README.md
In DGEobj: Differential Gene Expression (DGE) Analysis Results Data Object

DGEobj: An S3 data object to capture results from Differential Gene Expression analysis

DGEobj is an S3 data class that provides a flexible container for Differential Gene Expression (DGE) analysis results. The DGEobj class is designed to be extensible. Thus, while designed with RNA-Seq analysis workflows in mind, The DGE object data structure is suitable for allowing definition of new data types as needed. A set of accessory functions to deposit, query and retrieve subsets of a data workflow has been provided. Attributes are used to capture metadata such as species and gene model, including reproducibility information such that a 3rd party can access a DGEobj history to see how each data object was created or modified.

Operationally, the DGEobj is styled after the RangedSummarizedExperiment (RSE). The DGEobj has data slots for row (gene), col (samples), assays (anything with n-rows by m-samples dimensions) and metadata (anything that can't be keyed to row, col or assay). The key motivations for creating the DGEobj data structure is that the RSE only allows one data item each in the row and col slots and thus is unsuitable for capturing the plethora of data objects created during a typical DGE workflow. The DGEobj data structure can hold any number of row and col data objects and thus is engineered for capturing the multiple steps of a downstream analysis.

Certain object types, primarily the count matrix and associated row and column info, are defined as unique which means only one instance of that type may be added to the DGEobj.

When multiple objects of one type are included in a DGEobj (e.g. two different fits), the concept of parent attributes is used to associate downstream data objects (e.g. contrasts) with the appropriate data object they are derived from.

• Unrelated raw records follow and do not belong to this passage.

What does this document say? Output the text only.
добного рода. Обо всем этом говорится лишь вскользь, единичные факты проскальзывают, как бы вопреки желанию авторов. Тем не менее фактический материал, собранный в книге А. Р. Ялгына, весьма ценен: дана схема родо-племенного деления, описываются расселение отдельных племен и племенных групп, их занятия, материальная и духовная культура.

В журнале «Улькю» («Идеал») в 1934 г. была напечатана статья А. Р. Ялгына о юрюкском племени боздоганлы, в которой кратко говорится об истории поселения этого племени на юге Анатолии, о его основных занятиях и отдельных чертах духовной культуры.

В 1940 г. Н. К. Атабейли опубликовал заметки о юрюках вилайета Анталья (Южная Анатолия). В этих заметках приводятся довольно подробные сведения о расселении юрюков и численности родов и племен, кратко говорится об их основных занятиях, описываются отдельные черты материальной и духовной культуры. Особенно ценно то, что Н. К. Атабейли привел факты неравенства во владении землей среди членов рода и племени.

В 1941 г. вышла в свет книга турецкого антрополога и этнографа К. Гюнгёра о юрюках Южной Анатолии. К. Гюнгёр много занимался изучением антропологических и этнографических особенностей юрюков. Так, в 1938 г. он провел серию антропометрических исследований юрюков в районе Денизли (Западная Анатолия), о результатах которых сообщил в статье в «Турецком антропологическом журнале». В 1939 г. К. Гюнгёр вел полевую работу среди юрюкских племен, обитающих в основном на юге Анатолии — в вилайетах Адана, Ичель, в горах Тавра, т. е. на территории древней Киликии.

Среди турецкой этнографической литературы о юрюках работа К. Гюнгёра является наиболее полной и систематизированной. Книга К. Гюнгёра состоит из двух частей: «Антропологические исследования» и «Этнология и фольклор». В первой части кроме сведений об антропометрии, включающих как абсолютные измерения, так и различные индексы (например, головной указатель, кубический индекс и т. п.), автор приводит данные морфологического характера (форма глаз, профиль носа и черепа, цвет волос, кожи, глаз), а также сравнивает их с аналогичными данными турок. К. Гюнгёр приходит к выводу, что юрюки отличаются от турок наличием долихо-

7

A DGE obj is fundamentally a list of data objects. Each data object deposited in a DGEobj is accompanied by attributes including a Type, a baseType, a dateCreated and funArgs text field. Data objects that are useful to capture as documentation of an analysis include design matrices, fit objects, topTable output etc.

There are four fundamental and immutable baseType: row, col, assay, meta. These are used under the hood to define how to subset each data element.

To provide flexibility there are number of predefined types (use showTypes()) and the newType function provides extensibility to create new data types as needed. Each type is associated with a baseType and except for the unique fields described above, you can have multiple instances of any type as long as each instance is given a unique name. A data structure defining the DGEobj customized structure is stored as the "objDef" attribute on the DGEobj.

The funArgs text field intended to hold details from creating the object. Passing funArgs = match.call() is a convenient way to automate capture of the calling arguments of the current function when that best describes how an object was created. The user can also supply a custom user-authored text comment for this purpose.

Manipulate DGEObj

initDGEobj: Initialize a new DGEobj - requires counts, design, and gene (or isoform or exon) data
addItem/s: Add a data item to a DGEobj
rmItem/s: Remove a data item from a DGEobj
newType: Define a new data type
setAttribute/s: Allows setting attributes (facilitates attribute templates)
resetDGEobj: Produces a new DGEobj with the original unfiltered data

Query Functions

dim: Return the dimensions of the DGEobj (the assay dimensions)
dimnames: Return the row (gene) and column (sample) names
showTypes: Show the type definitions of a DGEobj (all currently defined types)
inventory: Print a summary of the contents of a DGEobj, date created and optionally the funArgs history

Data retrieval

getItem/s: Return a data item(s) by item name
getType: Return data item(s) by item type
getBaseType: Return data item(s) by baseType
getAttribute/s: Return attributes

Conversion

as.list: unclass a DGEobj to simple list

GRanges Data

If the gene data object (row annotation) contains chromosome position information (name, start, end, strand), a GRanges object will also be created.

Original Data

During initialization, a copy of the counts, gene annotation and sample annotation is duplicated and stored in the meta slot with an "_orig" suffix on the itemName. This preserves the original data if you subset the original data. To restore select attributes including primary parts of the originally initialized DGEobj, you can reset the object.